Common childhood vision problems and the different causes behind them.

When it comes to simple vision problems, such as difficulty looking at near or far objects or having a hard time focusing in and out of words while reading, we, as adults, are often very good at identifying these tell-tale symptoms as something that may be going south with our vision. And while none of these situations are particularly delightful to deal with, we can often identify these vision problems right away so that they do not become a more serious issue in the future.

However, when it comes to our children’s eyes and vision, these problems can easily go unnoticed (and they often do) if they are not easily identified and shared with parents. Unfortunately, this could result in a serious lack of developmental learning and cognitive functions in children with undiagnosed vision problems.

According to several different childhood studies, the brain is not the only aspect of the body that is developing in our first few years of life―our early years are also some of the most important for our eyesight. However, a recent study done by Prevent Blindness America estimates that vision problems typically affect one in 20 preschoolers and one in four school-age children.
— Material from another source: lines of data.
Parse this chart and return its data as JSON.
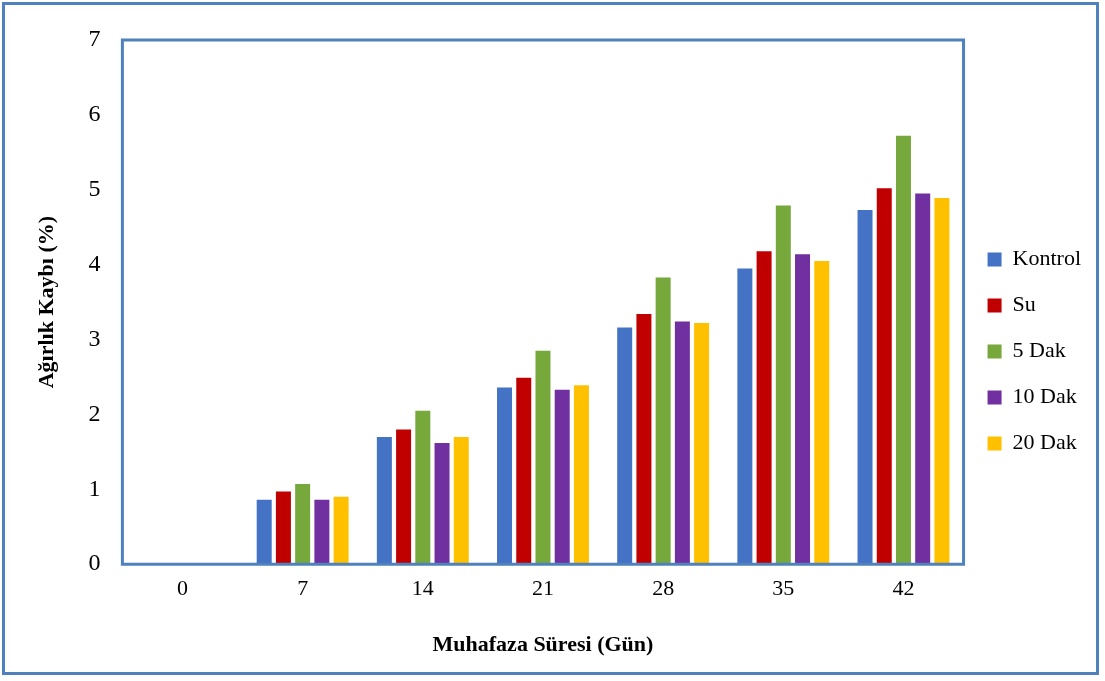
{
  "chart_data": {
    "type": "bar",
    "xlabel": "Muhafaza Süresi (Gün)",
    "ylabel": "Ağırlık Kaybı (%)",
    "categories": [
      "0",
      "7",
      "14",
      "21",
      "28",
      "35",
      "42"
    ],
    "series": [
      {
        "name": "Kontrol",
        "color": "#4472c4",
        "values": [
          0,
          0.86,
          1.7,
          2.36,
          3.16,
          3.95,
          4.73
        ]
      },
      {
        "name": "Su",
        "color": "#c00000",
        "values": [
          0,
          0.97,
          1.8,
          2.49,
          3.34,
          4.18,
          5.02
        ]
      },
      {
        "name": "5 Dak",
        "color": "#77a83c",
        "values": [
          0,
          1.07,
          2.05,
          2.85,
          3.83,
          4.79,
          5.72
        ]
      },
      {
        "name": "10 Dak",
        "color": "#7030a0",
        "values": [
          0,
          0.86,
          1.62,
          2.33,
          3.24,
          4.14,
          4.95
        ]
      },
      {
        "name": "20 Dak",
        "color": "#ffc000",
        "values": [
          0,
          0.9,
          1.7,
          2.39,
          3.22,
          4.05,
          4.89
        ]
      }
    ],
    "ylim": [
      0,
      7
    ],
    "yticks": [
      0,
      1,
      2,
      3,
      4,
      5,
      6,
      7
    ],
    "grid": false,
    "legend": "right"
  }
}
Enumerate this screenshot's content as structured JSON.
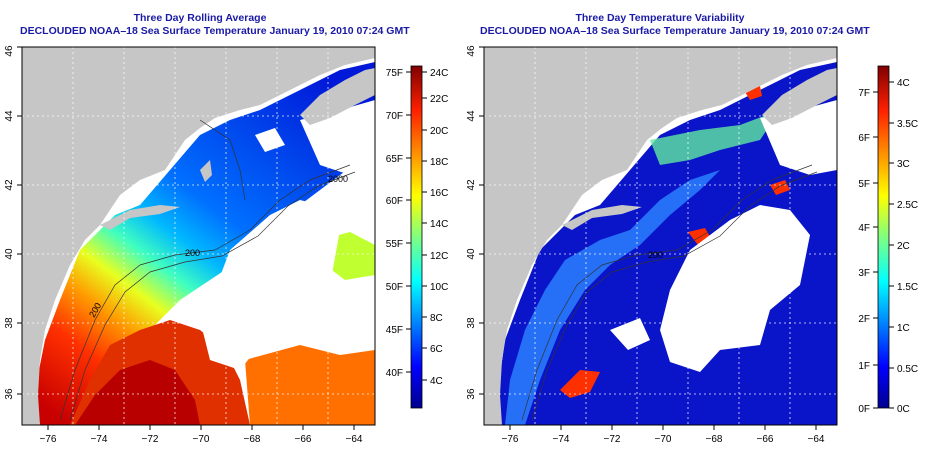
{
  "panels": [
    {
      "title": "Three Day Rolling Average",
      "subtitle": "DECLOUDED NOAA–18 Sea Surface Temperature January 19, 2010 07:24 GMT",
      "x_ticks": [
        "−76",
        "−74",
        "−72",
        "−70",
        "−68",
        "−66",
        "−64"
      ],
      "y_ticks": [
        "36",
        "38",
        "40",
        "42",
        "44",
        "46"
      ],
      "contour_labels": [
        "200",
        "200",
        "2000"
      ],
      "colorbar": {
        "f_labels": [
          "40F",
          "45F",
          "50F",
          "55F",
          "60F",
          "65F",
          "70F",
          "75F"
        ],
        "c_labels": [
          "4C",
          "6C",
          "8C",
          "10C",
          "12C",
          "14C",
          "16C",
          "18C",
          "20C",
          "22C",
          "24C"
        ]
      }
    },
    {
      "title": "Three Day Temperature Variability",
      "subtitle": "DECLOUDED NOAA–18 Sea Surface Temperature January 19, 2010 07:24 GMT",
      "x_ticks": [
        "−76",
        "−74",
        "−72",
        "−70",
        "−68",
        "−66",
        "−64"
      ],
      "y_ticks": [
        "36",
        "38",
        "40",
        "42",
        "44",
        "46"
      ],
      "contour_labels": [
        "200"
      ],
      "colorbar": {
        "f_labels": [
          "0F",
          "1F",
          "2F",
          "3F",
          "4F",
          "5F",
          "6F",
          "7F"
        ],
        "c_labels": [
          "0C",
          "0.5C",
          "1C",
          "1.5C",
          "2C",
          "2.5C",
          "3C",
          "3.5C",
          "4C"
        ]
      }
    }
  ],
  "colors": {
    "land": "#c6c6c6",
    "title": "#1a1aa6",
    "jet": [
      "#00008f",
      "#0000ff",
      "#0080ff",
      "#00ffff",
      "#80ff80",
      "#ffff00",
      "#ff8000",
      "#ff0000",
      "#800000"
    ]
  }
}
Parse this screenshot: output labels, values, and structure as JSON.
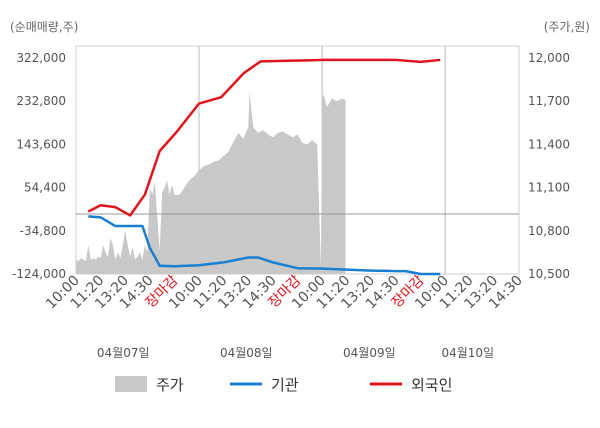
{
  "chart_data": {
    "type": "line",
    "left_unit": "(순매매량,주)",
    "right_unit": "(주가,원)",
    "left_axis": {
      "ticks": [
        "322,000",
        "232,800",
        "143,600",
        "54,400",
        "-34,800",
        "-124,000"
      ],
      "min": -124000,
      "max": 322000
    },
    "right_axis": {
      "ticks": [
        "12,000",
        "11,700",
        "11,400",
        "11,100",
        "10,800",
        "10,500"
      ],
      "min": 10500,
      "max": 12000
    },
    "x_tick_labels": [
      "10:00",
      "11:20",
      "13:20",
      "14:30",
      "장마감",
      "10:00",
      "11:20",
      "13:20",
      "14:30",
      "장마감",
      "10:00",
      "11:20",
      "13:20",
      "14:30",
      "장마감",
      "10:00",
      "11:20",
      "13:20",
      "14:30"
    ],
    "x_tick_red": [
      4,
      9,
      14
    ],
    "dates": [
      "04월07일",
      "04월08일",
      "04월09일",
      "04월10일"
    ],
    "legend": [
      "주가",
      "기관",
      "외국인"
    ],
    "colors": {
      "price": "#c8c8c8",
      "institution": "#1a7fd1",
      "foreign": "#e0141c"
    },
    "series": [
      {
        "name": "외국인",
        "x": [
          0.5,
          1.0,
          1.6,
          2.2,
          2.8,
          3.4,
          4.1,
          5.0,
          5.9,
          6.8,
          7.5,
          8.4,
          9.4,
          10.0,
          11.0,
          12.0,
          13.0,
          14.0,
          14.8
        ],
        "y": [
          5000,
          18000,
          14000,
          -3000,
          40000,
          130000,
          170000,
          228000,
          241000,
          290000,
          315000,
          316000,
          317000,
          318000,
          318000,
          318000,
          318000,
          314000,
          318000
        ]
      },
      {
        "name": "기관",
        "x": [
          0.5,
          1.0,
          1.6,
          2.2,
          2.7,
          3.0,
          3.4,
          4.0,
          5.0,
          6.0,
          7.0,
          7.4,
          8.0,
          9.0,
          10.0,
          11.0,
          12.0,
          13.0,
          13.4,
          14.0,
          14.8
        ],
        "y": [
          -5000,
          -7000,
          -25000,
          -25000,
          -25000,
          -70000,
          -107000,
          -108000,
          -106000,
          -100000,
          -90000,
          -90000,
          -100000,
          -112000,
          -113000,
          -115000,
          -117000,
          -118000,
          -118000,
          -124000,
          -124000
        ]
      }
    ],
    "price_series": {
      "name": "주가",
      "x": [
        0.0,
        0.1,
        0.2,
        0.3,
        0.4,
        0.5,
        0.6,
        0.7,
        0.8,
        0.9,
        1.0,
        1.1,
        1.2,
        1.3,
        1.4,
        1.5,
        1.6,
        1.7,
        1.8,
        1.9,
        2.0,
        2.1,
        2.2,
        2.3,
        2.4,
        2.5,
        2.6,
        2.7,
        2.8,
        2.9,
        3.0,
        3.1,
        3.2,
        3.3,
        3.4,
        3.5,
        3.6,
        3.7,
        3.8,
        3.9,
        4.0,
        4.2,
        4.4,
        4.6,
        4.8,
        5.0,
        5.2,
        5.4,
        5.6,
        5.8,
        6.0,
        6.2,
        6.4,
        6.6,
        6.8,
        7.0,
        7.05,
        7.2,
        7.4,
        7.6,
        7.8,
        8.0,
        8.2,
        8.4,
        8.6,
        8.8,
        9.0,
        9.2,
        9.4,
        9.6,
        9.8,
        9.95,
        10.0,
        10.05,
        10.2,
        10.4,
        10.6,
        10.8,
        10.95
      ],
      "y": [
        10600,
        10590,
        10610,
        10600,
        10590,
        10700,
        10600,
        10610,
        10600,
        10620,
        10610,
        10700,
        10650,
        10620,
        10750,
        10700,
        10600,
        10650,
        10610,
        10700,
        10800,
        10700,
        10620,
        10690,
        10600,
        10620,
        10650,
        10600,
        10700,
        10650,
        11100,
        11050,
        11140,
        10900,
        10660,
        11070,
        11100,
        11150,
        11050,
        11120,
        11050,
        11050,
        11100,
        11150,
        11180,
        11220,
        11250,
        11260,
        11280,
        11290,
        11320,
        11350,
        11420,
        11480,
        11440,
        11520,
        11760,
        11520,
        11480,
        11500,
        11470,
        11450,
        11480,
        11490,
        11470,
        11450,
        11470,
        11410,
        11400,
        11430,
        11400,
        10550,
        11680,
        11750,
        11660,
        11720,
        11700,
        11720,
        11710
      ],
      "y_axis": "right"
    }
  }
}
So, as a parent, how do you recognize that your child is suffering from vision problems? We have put together a list of some of the most common vision problems in children and the different causes behind them:

Complaining Of Headaches

If your child often complains of headaches after reading or being on the computer or reading for a significant amount of time, this may be a sign that they need glasses. Frontal and temporal headaches often occur when we strain the muscles in our eyes to focus on certain images or words, and this common head pain is one of the largest indicators that someone may need assistance with their vision.

A Lazy Eye

Amblyopia, a common eye disease often known as lazy eye, is one of the leading causes of vision loss in children. In fact, it affects about 120,000 children in the United States alone each and every year. If a child does not have two-eye binocular vision, there is a  chance that they will  have difficulty with sports, school, depth-perception, hand-eye coordination and any other activity that requires clear, binocular vision. Therefore, it is very important that amblyopia is indentified early, when it is more amenable to treatment

Sitting Too Close To The Television

Remember how your parents used to tell you that sitting too close to the TV could damage your eyes? While that may have been untrue, sitting too close to the TV may actually be a sign that your child is nearsighted. Nearsightedness, also known as myopia, is when moving closer to an object makes it clearer and easier to see. Another typical symptom of nearsightedness is squinting. This forces your eye to look through a small opening, which reduces the size of the blurred image on the back of the retina, temporarily improving your vision.